La Commission demeure cependant attachée aux objectifs de son initiative visant à mieux légiférer, et consciente de la nécessité de fonder ses propositions sur une analyse détaillée des impacts et des avantages. À cet égard, et conformément au traité instituant la Communauté européenne, la Commission continuera à évaluer la nécessité de présenter de nouvelles propositions législatives, mais se réserve le droit de décider de l’opportunité de présenter de telles propositions, et du moment adéquat pour le faire.

DÉCLARATION DES PAYS-BAS

Les Pays-Bas se sont toujours employés à mettre en œuvre une politique européenne ambitieuse et efficace en matière de qualité de l’air ambiant et continueront dans cette voie. Dès lors, les Pays-Bas se réjouissent que le Conseil et le Parlement européen soient parvenus à un compromis et félicitent le Parlement européen, la Commission et la présidence pour le résultat obtenu. La directive concernant la qualité de l’air ambiant, sur laquelle un accord est intervenu, sera bénéfique tant pour l’environnement que pour la santé.

Comme les Pays-Bas l’ont déjà indiqué au moment de l’élaboration de la position commune, la qualité de l’air ambiant aux Pays-Bas, paramètre transfrontalier par nature, dépend étroitement et bénéficie largement de la mise en œuvre d’une approche européenne efficace. Pour les Pays-Bas, l’essentiel était que la directive prévoie un ensemble équilibré de mesures, à mettre en œuvre aux niveaux européen et national, assorties de délais assurant le caractère réaliste des normes retenues. Ce n’est qu’à cette condition que les États membres peuvent réellement se conformer aux normes ambitieuses qui ont été fixées.

Les Pays-Bas accueillent avec satisfaction la déclaration dans laquelle la Commission indique qu’elle proposera des mesures communautaires en temps opportun. Pour que les normes puissent être respectées d’une façon générale et en temps voulu, il convient de définir des orientations communautaires appropriées en matière de sources d’énergie. À cet égard, les Pays-Bas souhaitent par ailleurs attirer l’attention sur le manque de données relatives aux émissions et aux concentrations de PM2,5, notamment, et sur l’incertitude qui règne à ce sujet. Il va sans dire que les Pays-Bas feront tout ce qui est en leur pouvoir pour se conformer rapidement aux normes prévues dans la directive. Compte tenu de l’état actuel des connaissances, il semble possible, dans l’ensemble, d’atteindre un tel objectif. Le but du programme de coopération en matière de qualité de l’air ambiant (Samenwerkingsprogramma Luchtkwaliteit), que les Pays-Bas élaborent actuellement, est de faire en sorte que ces normes soient respectées sans tarder partout où elles sont encore dépassées.

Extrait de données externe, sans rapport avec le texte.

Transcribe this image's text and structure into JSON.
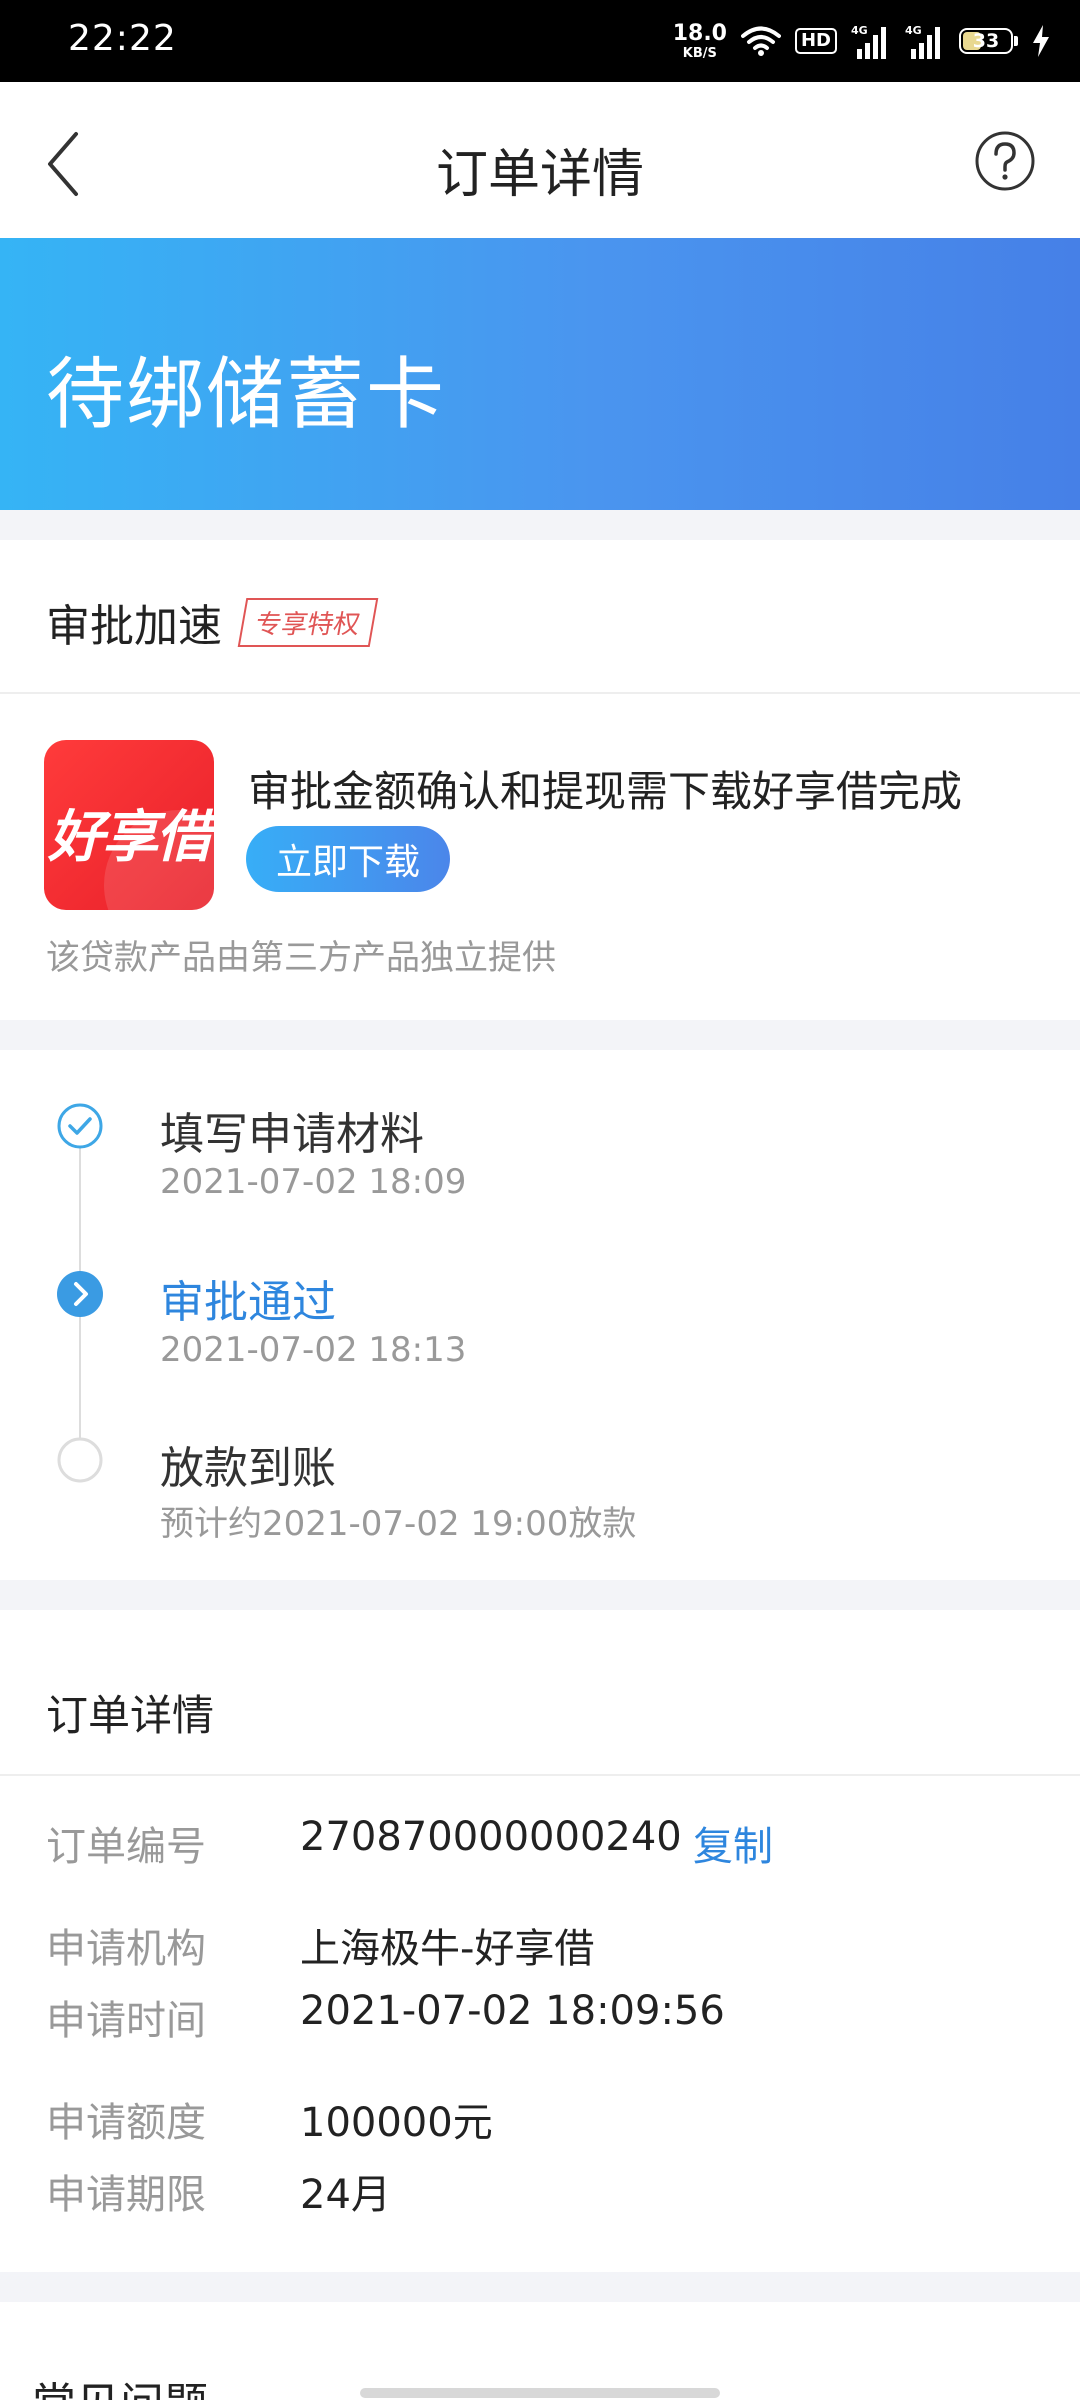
{
  "status_bar": {
    "time": "22:22",
    "net_speed": "18.0",
    "net_unit": "KB/S",
    "hd_label": "HD",
    "signal1_label": "4G",
    "signal2_label": "4G",
    "battery": "33"
  },
  "header": {
    "title": "订单详情"
  },
  "banner": {
    "status": "待绑储蓄卡"
  },
  "accelerate": {
    "title": "审批加速",
    "tag": "专享特权",
    "app_name": "好享借",
    "description": "审批金额确认和提现需下载好享借完成",
    "download_button": "立即下载",
    "note": "该贷款产品由第三方产品独立提供"
  },
  "progress": {
    "steps": [
      {
        "title": "填写申请材料",
        "time": "2021-07-02 18:09",
        "state": "done"
      },
      {
        "title": "审批通过",
        "time": "2021-07-02 18:13",
        "state": "current"
      },
      {
        "title": "放款到账",
        "time": "预计约2021-07-02 19:00放款",
        "state": "pending"
      }
    ]
  },
  "order": {
    "section_title": "订单详情",
    "copy_label": "复制",
    "rows": [
      {
        "label": "订单编号",
        "value": "270870000000240"
      },
      {
        "label": "申请机构",
        "value": "上海极牛-好享借"
      },
      {
        "label": "申请时间",
        "value": "2021-07-02 18:09:56"
      },
      {
        "label": "申请额度",
        "value": "100000元"
      },
      {
        "label": "申请期限",
        "value": "24月"
      }
    ]
  },
  "faq": {
    "title": "常见问题"
  },
  "colors": {
    "accent": "#2e86de",
    "banner_start": "#35b4f5",
    "banner_end": "#4680e7",
    "tag_red": "#e05555"
  }
}
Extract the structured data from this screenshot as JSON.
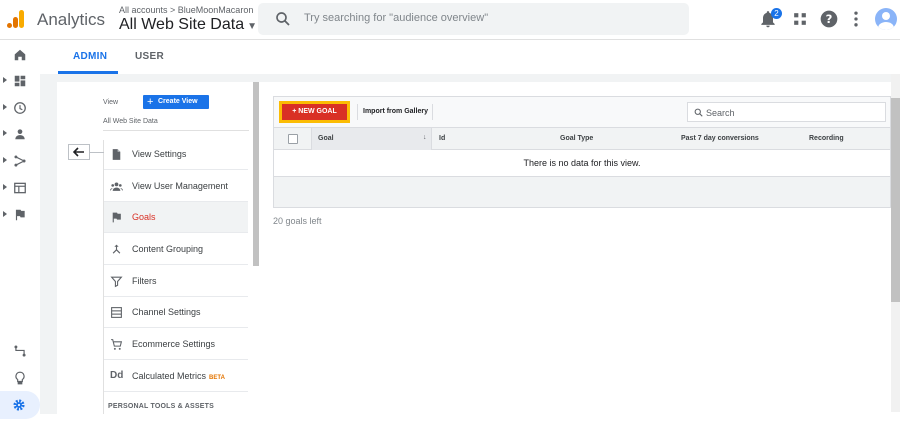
{
  "header": {
    "brand": "Analytics",
    "breadcrumb": "All accounts > BlueMoonMacaron",
    "property": "All Web Site Data",
    "search_placeholder": "Try searching for \"audience overview\"",
    "notification_count": "2"
  },
  "tabs": [
    {
      "label": "ADMIN",
      "active": true
    },
    {
      "label": "USER",
      "active": false
    }
  ],
  "view_panel": {
    "view_label": "View",
    "create_view_label": "Create View",
    "view_name": "All Web Site Data",
    "items": [
      {
        "label": "View Settings",
        "icon": "document-icon"
      },
      {
        "label": "View User Management",
        "icon": "users-icon"
      },
      {
        "label": "Goals",
        "icon": "flag-icon",
        "active": true
      },
      {
        "label": "Content Grouping",
        "icon": "merge-icon"
      },
      {
        "label": "Filters",
        "icon": "filter-icon"
      },
      {
        "label": "Channel Settings",
        "icon": "channel-icon"
      },
      {
        "label": "Ecommerce Settings",
        "icon": "cart-icon"
      },
      {
        "label": "Calculated Metrics",
        "icon": "dd-icon",
        "badge": "BETA"
      }
    ],
    "section_header": "PERSONAL TOOLS & ASSETS"
  },
  "goals": {
    "new_goal_label": "+ NEW GOAL",
    "import_label": "Import from Gallery",
    "search_placeholder": "Search",
    "columns": [
      "Goal",
      "Id",
      "Goal Type",
      "Past 7 day conversions",
      "Recording"
    ],
    "sort_indicator": "↓",
    "empty_message": "There is no data for this view.",
    "goals_left": "20 goals left"
  },
  "colors": {
    "accent": "#1a73e8",
    "new_goal": "#d93025",
    "highlight": "#fbbc04",
    "active_nav": "#d93025"
  }
}
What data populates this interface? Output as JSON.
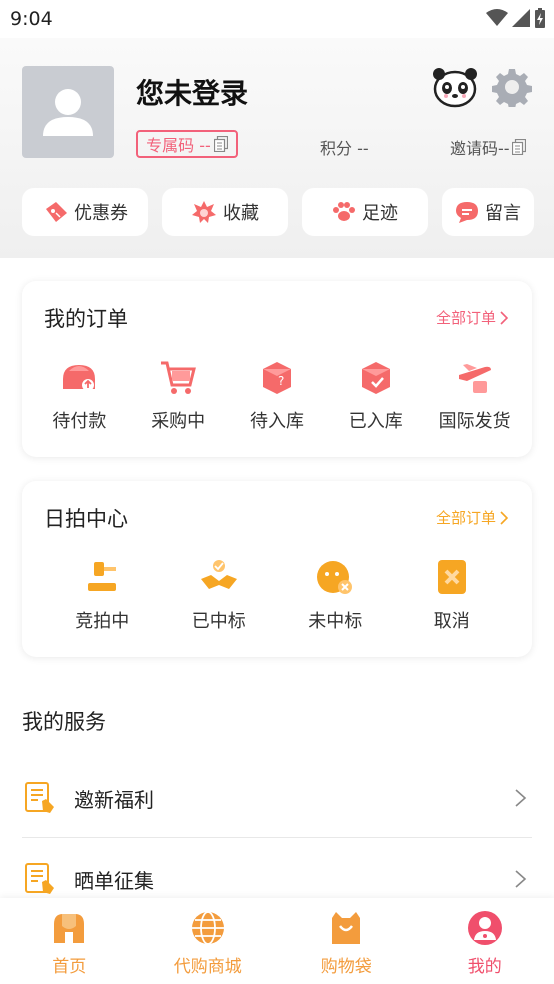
{
  "status_bar": {
    "time": "9:04"
  },
  "profile": {
    "login_status": "您未登录",
    "exclusive_code": "专属码 --",
    "points": "积分 --",
    "invite_code": "邀请码--"
  },
  "quick_actions": [
    {
      "label": "优惠券",
      "icon": "coupon-icon"
    },
    {
      "label": "收藏",
      "icon": "favorite-icon"
    },
    {
      "label": "足迹",
      "icon": "footprint-icon"
    },
    {
      "label": "留言",
      "icon": "message-icon"
    }
  ],
  "orders": {
    "title": "我的订单",
    "all_label": "全部订单",
    "items": [
      {
        "label": "待付款",
        "icon": "pending-payment-icon"
      },
      {
        "label": "采购中",
        "icon": "cart-icon"
      },
      {
        "label": "待入库",
        "icon": "box-pending-icon"
      },
      {
        "label": "已入库",
        "icon": "box-stored-icon"
      },
      {
        "label": "国际发货",
        "icon": "airplane-icon"
      }
    ]
  },
  "auction": {
    "title": "日拍中心",
    "all_label": "全部订单",
    "items": [
      {
        "label": "竞拍中",
        "icon": "gavel-icon"
      },
      {
        "label": "已中标",
        "icon": "handshake-icon"
      },
      {
        "label": "未中标",
        "icon": "failed-bid-icon"
      },
      {
        "label": "取消",
        "icon": "cancel-icon"
      }
    ]
  },
  "services": {
    "title": "我的服务",
    "items": [
      {
        "label": "邀新福利",
        "icon": "document-hand-icon"
      },
      {
        "label": "晒单征集",
        "icon": "document-hand-icon"
      }
    ]
  },
  "tabs": [
    {
      "label": "首页",
      "icon": "home-icon"
    },
    {
      "label": "代购商城",
      "icon": "globe-icon"
    },
    {
      "label": "购物袋",
      "icon": "shopping-bag-icon"
    },
    {
      "label": "我的",
      "icon": "profile-icon"
    }
  ],
  "colors": {
    "accent_pink": "#f2617a",
    "accent_orange": "#f6a623",
    "tab_orange": "#f39c3d",
    "tab_active": "#f04f6c"
  }
}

Les Pays-Bas se félicitent que le Conseil et le Parlement européen soient parvenus à conclure la deuxième lecture à temps pour que la directive concernant la qualité de l’air ambiant puisse entrer en vigueur dès le début de 2008. Ce point est important pour l’approche que nous avons retenue au niveau national, ainsi que pour celle qui a été adoptée dans les pays voisins. Il va de soi que les Pays-Bas ne ménageront pas leurs efforts, dans le cadre du programme de coopération en matière de qualité de l’air ambiant et grâce à l’ensemble des mesures prises aux niveaux local et régional, pour que les normes européennes soient réellement mises en œuvre.